A NEW MEZZOTINT

We have received from Messrs. P. and D. Colnaghi & Co. an impression of a mezzotint by Mr. H. Scott Bridgwater after Raeburn’s portrait of Mrs. Home Drummond of Blair Drummond, which they have just published. Raeburn loses nothing in Mr. Bridgwater’s translation, indeed the mezzotint has greater merit as a work of art than the original picture; we have seen no modern engraving in mezzotint which we can regard as its equal. Mr. Bridgwater has produced a work worthy to rank with the best mezzotint engraving of the eighteenth century—with the work even of such a master of the art as J. R. Smith; and this portrait of Mrs. Drummond is very much superior to some of the eighteenth-century mezzotints for which absurd prices are being paid by people who regard everything that comes from the eighteenth century with indiscriminating admiration.
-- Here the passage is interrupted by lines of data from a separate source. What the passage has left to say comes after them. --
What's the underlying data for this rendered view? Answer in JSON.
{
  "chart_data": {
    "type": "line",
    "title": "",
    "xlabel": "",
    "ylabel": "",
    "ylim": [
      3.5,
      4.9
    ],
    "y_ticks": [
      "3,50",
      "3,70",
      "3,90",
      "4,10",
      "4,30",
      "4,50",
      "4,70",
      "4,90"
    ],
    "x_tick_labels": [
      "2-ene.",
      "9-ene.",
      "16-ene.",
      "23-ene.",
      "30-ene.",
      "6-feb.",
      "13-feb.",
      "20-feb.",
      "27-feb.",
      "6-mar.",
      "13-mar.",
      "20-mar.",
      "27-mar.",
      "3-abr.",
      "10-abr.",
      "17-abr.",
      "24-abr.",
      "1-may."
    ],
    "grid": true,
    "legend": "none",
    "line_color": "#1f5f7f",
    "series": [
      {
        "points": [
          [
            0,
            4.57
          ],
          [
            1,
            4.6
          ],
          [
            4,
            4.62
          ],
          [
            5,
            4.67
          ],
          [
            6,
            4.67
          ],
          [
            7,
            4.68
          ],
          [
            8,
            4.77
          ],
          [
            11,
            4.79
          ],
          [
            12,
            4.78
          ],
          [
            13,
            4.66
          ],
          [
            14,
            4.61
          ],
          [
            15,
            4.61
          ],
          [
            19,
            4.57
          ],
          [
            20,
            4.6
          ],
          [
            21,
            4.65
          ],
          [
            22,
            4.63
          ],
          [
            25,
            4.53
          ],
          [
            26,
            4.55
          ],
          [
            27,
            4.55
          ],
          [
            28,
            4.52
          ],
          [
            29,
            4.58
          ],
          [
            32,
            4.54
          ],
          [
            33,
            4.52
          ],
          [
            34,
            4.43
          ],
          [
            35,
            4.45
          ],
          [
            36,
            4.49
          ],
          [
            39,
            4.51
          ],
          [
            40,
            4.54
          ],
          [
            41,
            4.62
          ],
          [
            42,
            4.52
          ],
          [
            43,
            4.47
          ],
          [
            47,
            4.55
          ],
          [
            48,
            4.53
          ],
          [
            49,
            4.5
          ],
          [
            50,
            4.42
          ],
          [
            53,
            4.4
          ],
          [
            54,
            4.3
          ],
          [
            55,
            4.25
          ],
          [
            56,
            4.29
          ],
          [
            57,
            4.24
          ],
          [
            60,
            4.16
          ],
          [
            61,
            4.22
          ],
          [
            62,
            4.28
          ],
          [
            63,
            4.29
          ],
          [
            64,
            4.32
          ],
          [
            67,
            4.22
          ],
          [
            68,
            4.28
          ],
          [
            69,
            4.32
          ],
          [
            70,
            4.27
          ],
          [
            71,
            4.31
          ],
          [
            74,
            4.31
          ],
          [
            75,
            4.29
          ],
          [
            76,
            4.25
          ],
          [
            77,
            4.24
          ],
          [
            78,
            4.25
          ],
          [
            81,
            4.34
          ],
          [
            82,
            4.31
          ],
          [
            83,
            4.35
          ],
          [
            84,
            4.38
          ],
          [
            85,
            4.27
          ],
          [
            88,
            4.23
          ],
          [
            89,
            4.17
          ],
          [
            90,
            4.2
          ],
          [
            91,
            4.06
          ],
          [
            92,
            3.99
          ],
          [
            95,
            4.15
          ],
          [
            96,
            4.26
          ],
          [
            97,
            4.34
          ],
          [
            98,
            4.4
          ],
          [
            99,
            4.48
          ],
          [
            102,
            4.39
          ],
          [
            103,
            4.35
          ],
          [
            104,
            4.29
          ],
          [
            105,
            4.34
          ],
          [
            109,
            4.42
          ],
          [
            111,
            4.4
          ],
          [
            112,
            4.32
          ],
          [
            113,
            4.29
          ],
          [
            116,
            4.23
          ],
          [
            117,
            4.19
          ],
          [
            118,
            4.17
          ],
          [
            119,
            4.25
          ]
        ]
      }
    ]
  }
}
We do not believe that anyone of taste and judgement, who was not blinded by the eighteenth-century glamour, could seriously maintain that any mezzotint of Valentine Green’s is to be compared as a work of art with Mr. Bridgwater’s latest work. We have little enough to boast of in modern artistic production; let us at least recognize good work when we meet with it; the best work of modern artists has been done in black and white, and most of the modern works of art that are really worth collecting are drawings or etchings; to these we can now add some mezzotints, among which Mr. Bridgwater’s Mrs. Drummond is perhaps the most notable. The issue is restricted to 350 impressions, all artist’s proofs.